Faye feels at home in break room.

Banter among co-workers favors superficial joking, but over time can reveal personalities with a full range of ambition and peril. In Dominique Morrisseau's "Skeleton Crew," the joshing, gossip, and needling in the break room take place against a context of auto-industry shrinkage in Detroit that threatens jobs and the identities linked to them.

Summit Performance Indy opens a run of the hard-wrought comedy tonight at Phoenix Theatre's Basile Stage. Seen at dress rehearsal Thursday evening, the production elaborately ties together the playwright's crowded assemblage of insights and escape routes among four factory workers. 

Between scenes, the repetitive routine of machines and workers is seen pantomimed through a translucent wall of glass. Credit to MeJah Balam's scenic design and Laura E. Glover's lighting for juxtaposing the two sides of life on "the floor." Reminders of the assembly line are never far away from the break-room interactions of veteran Faye, foreman Reggie, and competent but differently motivated young line workers Shanita and Dez. Moving into the foreground for them all is the threat of plant closings in an anxious domestic auto industry.

Chatter about work-life balance in society tends to focus on the middle class, which is always poised to claim it against pressures that threaten its collapse. For blue-collar workers, the play instructs us, work and life are less in balance than they are perpetually locked in a struggle for survival and meaning. These Detroiters have a sense of their own worth, but are long past expecting that sense to be confirmed by their employers or the larger world. 

Director Melissa Mowry allows the cast to own all dimensions of Morrisseau's characters in full. These are not sketches, and the task of making them full-bodied was obviously challenging: they have a lot to say, and the layers must be peeled away. But through gesture and facial expression — there are times when you just want to study those looks amid the profusion of passionate and wistful words — the actors put nuanced shading into what might have been stark line drawings if the production did not go beyond its obligation to "represent."

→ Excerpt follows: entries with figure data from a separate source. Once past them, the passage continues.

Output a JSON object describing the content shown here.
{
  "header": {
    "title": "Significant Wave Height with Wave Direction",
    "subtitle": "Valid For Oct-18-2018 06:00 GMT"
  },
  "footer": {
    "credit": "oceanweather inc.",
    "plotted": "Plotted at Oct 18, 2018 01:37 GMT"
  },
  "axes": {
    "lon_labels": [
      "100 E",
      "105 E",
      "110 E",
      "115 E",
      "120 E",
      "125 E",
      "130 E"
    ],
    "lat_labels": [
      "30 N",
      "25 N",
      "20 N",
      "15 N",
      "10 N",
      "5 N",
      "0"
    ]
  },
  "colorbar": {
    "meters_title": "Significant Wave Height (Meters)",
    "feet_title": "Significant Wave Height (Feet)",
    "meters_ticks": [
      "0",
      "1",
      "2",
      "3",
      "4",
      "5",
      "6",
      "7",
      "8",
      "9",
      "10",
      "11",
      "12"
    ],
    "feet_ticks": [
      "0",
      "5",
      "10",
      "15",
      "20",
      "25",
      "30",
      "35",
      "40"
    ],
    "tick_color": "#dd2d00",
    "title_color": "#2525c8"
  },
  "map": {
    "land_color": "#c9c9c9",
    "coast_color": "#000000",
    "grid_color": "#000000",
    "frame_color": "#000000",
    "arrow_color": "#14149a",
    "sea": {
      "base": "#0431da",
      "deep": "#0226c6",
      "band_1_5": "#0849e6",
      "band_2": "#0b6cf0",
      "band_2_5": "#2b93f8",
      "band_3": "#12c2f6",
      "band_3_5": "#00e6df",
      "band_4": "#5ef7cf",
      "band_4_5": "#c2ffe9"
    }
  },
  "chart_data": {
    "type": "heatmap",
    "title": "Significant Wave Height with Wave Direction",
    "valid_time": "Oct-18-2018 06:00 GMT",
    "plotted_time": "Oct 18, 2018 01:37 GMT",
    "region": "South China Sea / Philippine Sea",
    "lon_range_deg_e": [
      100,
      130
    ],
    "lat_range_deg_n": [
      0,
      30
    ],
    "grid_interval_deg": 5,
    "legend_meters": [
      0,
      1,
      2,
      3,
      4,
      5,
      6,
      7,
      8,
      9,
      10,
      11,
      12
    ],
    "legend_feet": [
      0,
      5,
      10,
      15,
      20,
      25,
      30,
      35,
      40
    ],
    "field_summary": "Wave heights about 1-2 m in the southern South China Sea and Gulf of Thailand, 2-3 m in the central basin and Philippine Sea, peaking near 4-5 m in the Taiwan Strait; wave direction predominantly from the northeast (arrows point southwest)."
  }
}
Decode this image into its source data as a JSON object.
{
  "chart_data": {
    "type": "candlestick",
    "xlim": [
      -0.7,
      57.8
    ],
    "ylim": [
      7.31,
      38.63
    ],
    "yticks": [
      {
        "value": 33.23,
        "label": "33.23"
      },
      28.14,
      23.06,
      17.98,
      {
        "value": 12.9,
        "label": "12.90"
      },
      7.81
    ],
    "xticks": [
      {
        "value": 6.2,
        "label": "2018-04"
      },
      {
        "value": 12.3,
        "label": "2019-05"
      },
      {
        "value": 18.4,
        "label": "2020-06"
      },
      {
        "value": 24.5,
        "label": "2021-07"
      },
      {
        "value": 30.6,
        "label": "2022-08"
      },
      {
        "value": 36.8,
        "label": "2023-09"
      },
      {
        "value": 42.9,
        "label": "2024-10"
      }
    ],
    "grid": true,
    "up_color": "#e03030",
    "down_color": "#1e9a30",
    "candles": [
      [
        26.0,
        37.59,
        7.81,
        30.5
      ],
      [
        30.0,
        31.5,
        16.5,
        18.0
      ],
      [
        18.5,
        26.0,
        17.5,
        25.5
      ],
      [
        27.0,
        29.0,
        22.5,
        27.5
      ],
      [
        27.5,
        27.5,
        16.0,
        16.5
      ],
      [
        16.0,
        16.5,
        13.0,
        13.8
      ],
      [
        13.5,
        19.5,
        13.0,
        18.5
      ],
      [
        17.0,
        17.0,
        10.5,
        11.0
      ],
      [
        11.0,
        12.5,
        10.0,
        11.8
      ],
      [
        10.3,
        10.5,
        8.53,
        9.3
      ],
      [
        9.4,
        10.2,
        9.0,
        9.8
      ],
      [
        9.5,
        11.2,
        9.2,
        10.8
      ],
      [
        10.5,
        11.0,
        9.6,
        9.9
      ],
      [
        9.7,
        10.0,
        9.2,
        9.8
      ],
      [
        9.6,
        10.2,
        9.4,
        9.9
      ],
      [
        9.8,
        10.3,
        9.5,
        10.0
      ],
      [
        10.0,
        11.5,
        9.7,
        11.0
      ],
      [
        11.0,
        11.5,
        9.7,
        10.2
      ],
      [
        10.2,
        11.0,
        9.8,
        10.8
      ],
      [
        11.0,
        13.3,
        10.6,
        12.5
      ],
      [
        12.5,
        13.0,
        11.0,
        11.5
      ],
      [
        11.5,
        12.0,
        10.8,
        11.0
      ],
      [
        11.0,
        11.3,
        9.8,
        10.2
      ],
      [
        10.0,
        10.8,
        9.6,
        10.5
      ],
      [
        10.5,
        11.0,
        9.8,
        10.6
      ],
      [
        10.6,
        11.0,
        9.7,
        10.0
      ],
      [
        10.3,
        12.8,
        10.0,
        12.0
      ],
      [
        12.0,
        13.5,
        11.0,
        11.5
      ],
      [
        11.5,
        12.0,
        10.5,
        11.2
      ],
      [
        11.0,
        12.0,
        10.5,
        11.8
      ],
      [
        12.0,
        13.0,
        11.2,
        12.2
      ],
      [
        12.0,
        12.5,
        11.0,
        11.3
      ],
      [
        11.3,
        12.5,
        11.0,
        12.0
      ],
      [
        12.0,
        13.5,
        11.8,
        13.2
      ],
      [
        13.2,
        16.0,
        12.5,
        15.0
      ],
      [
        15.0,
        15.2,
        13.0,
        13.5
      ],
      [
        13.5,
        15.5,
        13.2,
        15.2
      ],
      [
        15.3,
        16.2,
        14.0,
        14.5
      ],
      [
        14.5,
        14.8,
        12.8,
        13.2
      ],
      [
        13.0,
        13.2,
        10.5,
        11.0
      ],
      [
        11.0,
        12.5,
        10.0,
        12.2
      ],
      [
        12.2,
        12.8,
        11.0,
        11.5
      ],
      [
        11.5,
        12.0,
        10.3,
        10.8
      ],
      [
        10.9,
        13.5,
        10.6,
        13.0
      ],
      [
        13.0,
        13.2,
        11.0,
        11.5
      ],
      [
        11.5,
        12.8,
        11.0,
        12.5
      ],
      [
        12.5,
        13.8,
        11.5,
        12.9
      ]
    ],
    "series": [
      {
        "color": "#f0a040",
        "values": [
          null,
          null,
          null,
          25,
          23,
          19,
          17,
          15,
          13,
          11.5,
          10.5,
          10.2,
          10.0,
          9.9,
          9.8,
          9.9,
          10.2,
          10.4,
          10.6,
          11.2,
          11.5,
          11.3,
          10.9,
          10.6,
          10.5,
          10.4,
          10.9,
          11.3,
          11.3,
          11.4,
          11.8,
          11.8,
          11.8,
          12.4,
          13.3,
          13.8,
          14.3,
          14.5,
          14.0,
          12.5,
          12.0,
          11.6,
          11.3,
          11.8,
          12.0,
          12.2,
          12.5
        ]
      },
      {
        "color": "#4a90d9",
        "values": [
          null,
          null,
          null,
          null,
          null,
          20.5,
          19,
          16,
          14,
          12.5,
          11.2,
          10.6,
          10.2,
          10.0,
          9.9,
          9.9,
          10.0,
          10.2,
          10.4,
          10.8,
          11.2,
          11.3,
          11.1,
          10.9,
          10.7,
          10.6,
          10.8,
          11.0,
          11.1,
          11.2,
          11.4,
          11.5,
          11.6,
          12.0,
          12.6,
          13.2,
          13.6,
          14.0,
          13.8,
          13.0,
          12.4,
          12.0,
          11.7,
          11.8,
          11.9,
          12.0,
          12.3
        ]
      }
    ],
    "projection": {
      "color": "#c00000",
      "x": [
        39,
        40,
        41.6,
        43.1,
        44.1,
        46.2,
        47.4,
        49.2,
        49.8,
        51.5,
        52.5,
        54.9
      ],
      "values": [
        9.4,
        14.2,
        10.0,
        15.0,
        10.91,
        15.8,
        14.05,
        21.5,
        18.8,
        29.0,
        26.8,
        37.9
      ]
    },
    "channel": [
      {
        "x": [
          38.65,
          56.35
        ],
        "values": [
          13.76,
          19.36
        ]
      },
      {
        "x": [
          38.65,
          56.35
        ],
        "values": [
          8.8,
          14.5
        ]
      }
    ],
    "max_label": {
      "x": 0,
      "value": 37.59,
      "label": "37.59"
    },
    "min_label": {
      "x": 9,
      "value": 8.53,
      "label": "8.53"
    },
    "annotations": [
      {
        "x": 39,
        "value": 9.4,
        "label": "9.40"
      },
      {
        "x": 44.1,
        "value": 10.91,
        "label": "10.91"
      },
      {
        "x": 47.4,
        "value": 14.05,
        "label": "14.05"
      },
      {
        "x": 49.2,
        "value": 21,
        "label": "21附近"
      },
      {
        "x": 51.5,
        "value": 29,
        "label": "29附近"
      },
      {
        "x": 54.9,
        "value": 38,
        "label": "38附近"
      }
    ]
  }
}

Dwandra Nickole's Faye seems to own the place from the moment she walks in as the play opens. Her wisdom is obliquely but generously applied in the course of the first act.  She's guarded in ways that break down in the second act. Initially she has warned: "Leave me to my own stink and don't go trying to air me out." When Faye's vulnerability becomes more explicit, Nickole displayed a heart-rending command of Faye's revelations and neediness.

Reggie warns Dez he better get his act together.
This union activist has both personal and professional links to Reggie, played with a steady but aggrieved feeling for both justice and upward mobility by Daniel A. Martin. Characters caught in between two conflicting statuses are catnip to a playwright's exercise of virtuosity, and Morrisseau's control is obvious in the depth and anguished poise of Martin's portrayal.

Akili Ni Mali is charming as Shanita, a worker who actually believes in her contribution to car
manufacture and links it to her idealism about the prospects of the child she is carrying. 

Shanita gets acquainted with Dez's perspective.

Also capable but much more restless and cynical about life is Dez, one of those young men who forever stray into trouble and grow a hard shell of resistance even as they seek an escape. Kerrington Shorter projected Dez's street smarts as well as his veiled openness to being believed in if given the chance.  That quality makes credible the development of his friendship with Shanita, once their customary exchanges of suggestive remarks and barbed retorts give way to the need to face reality. 

Here's the reality: All around these characters are ghosts of shuttered car factories, and they are the skeleton crew rattling in the closet of American prosperity. Their fates become vital as the play progresses toward an affirmation of human connectedness, despite the fated disintegration of their lives under the system they serve. That affirmation makes this searing drama finally a comedy, emblematic of an aspect of contemporary life in which removal is more common than renewal. In this production, it's a diary of ordinary lives as firmly purposeful and focused as a stamping plant.